When the Resource Pod is scaled up by adding hosts to the cluster, the newly added resources are automatically pooled resulting in added capacity to the compute cluster. New tenants can be provisioned to consume resources from the total pooled capacity that is available. Allocation settings for existing tenants must be modified before they can benefit from increased resource availability. OpenStack compute nodes are added to scale out the Resource Pod. Additional compute nodes can be added by using the Integrated OpenStack Manager vSphere Web Client extension.

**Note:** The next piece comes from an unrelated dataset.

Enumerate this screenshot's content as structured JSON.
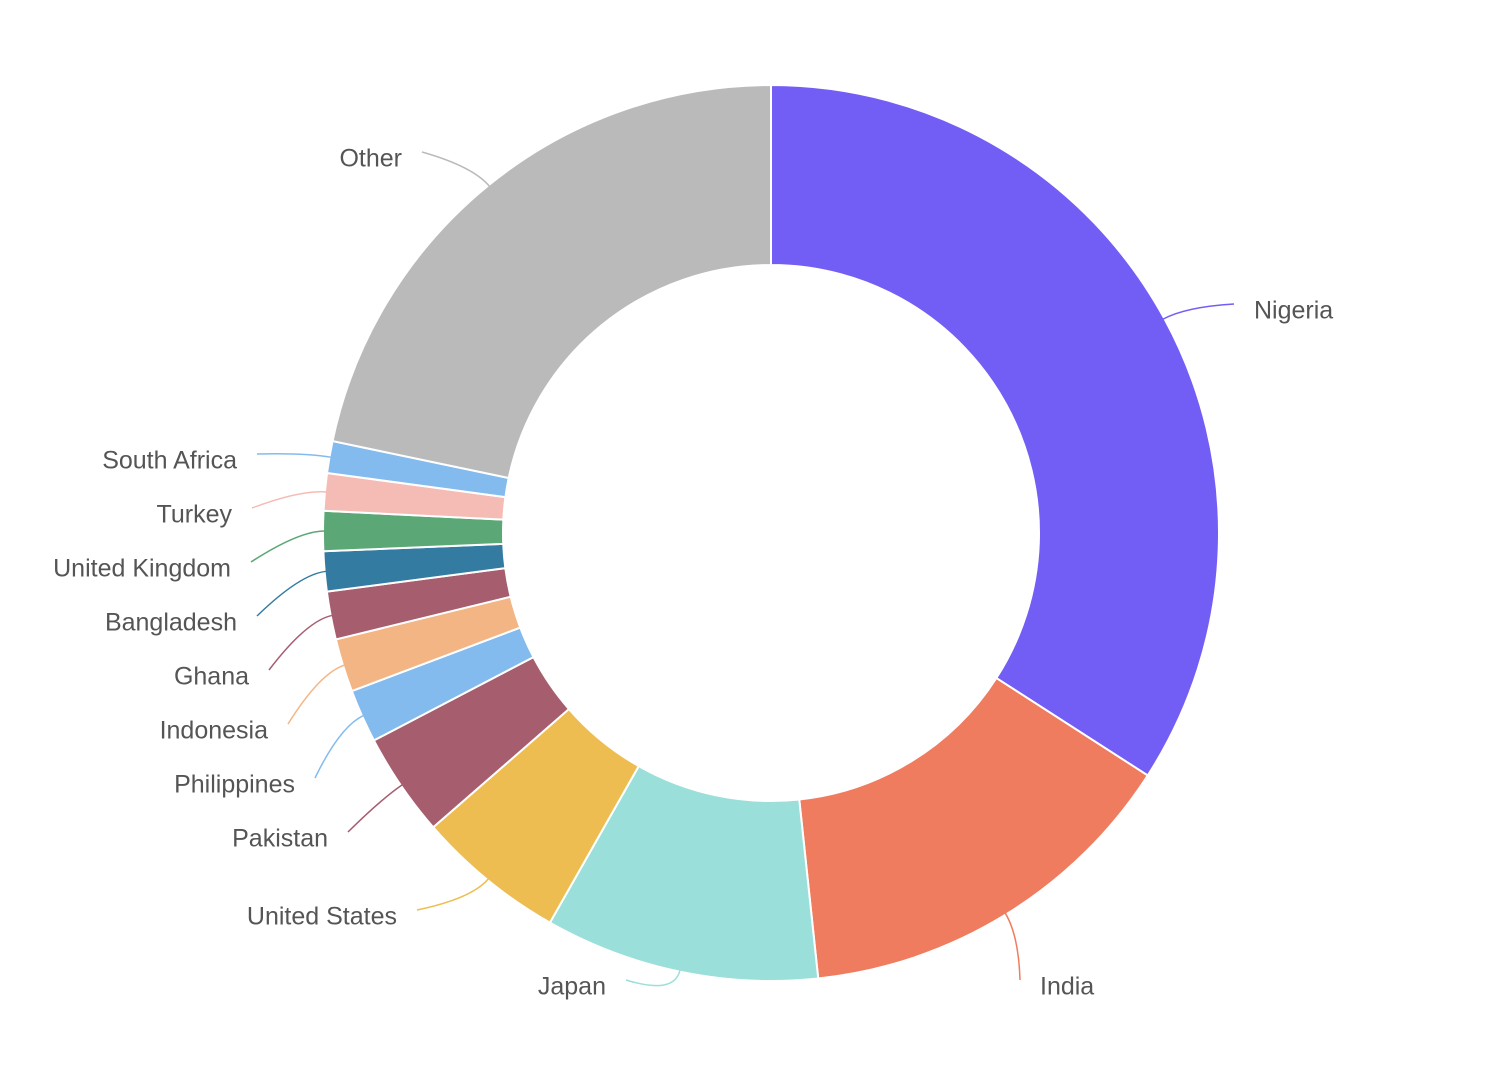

In the Edge Pod, additional Еdge Nodes can be deployed in the cluster along with the physical leaf-spine fabric for higher capacity requirements.

Performance

The platform is optimized for workload acceleration and the Three-Pod design offers maximum flexibility to achieve these goals. The configuration can support the needs of use cases with high-bandwidth requirements. A dedicated accelerated Resource Pod or a hybrid standard and accelerated Resource Pod can be considered when designing for workload distribution. The separate Edge Pod provides not only the separation benefit but also alternatives with VM and bare metal options for the Edge Nodes.

Function Distribution

Network function designs are evolving to disaggregated control and data plane function. The separation also maximizes the distribution of data plane functions closer to the edge of the network with centralized control and management planes. A separated Resource or Edge Pod design allows for having different control plane versus data plane configurations and scale designs depending on the service offers.

Operations Management

The Management Pod provides centralized operation function across the deployment topology, be it a single or distributed data centers.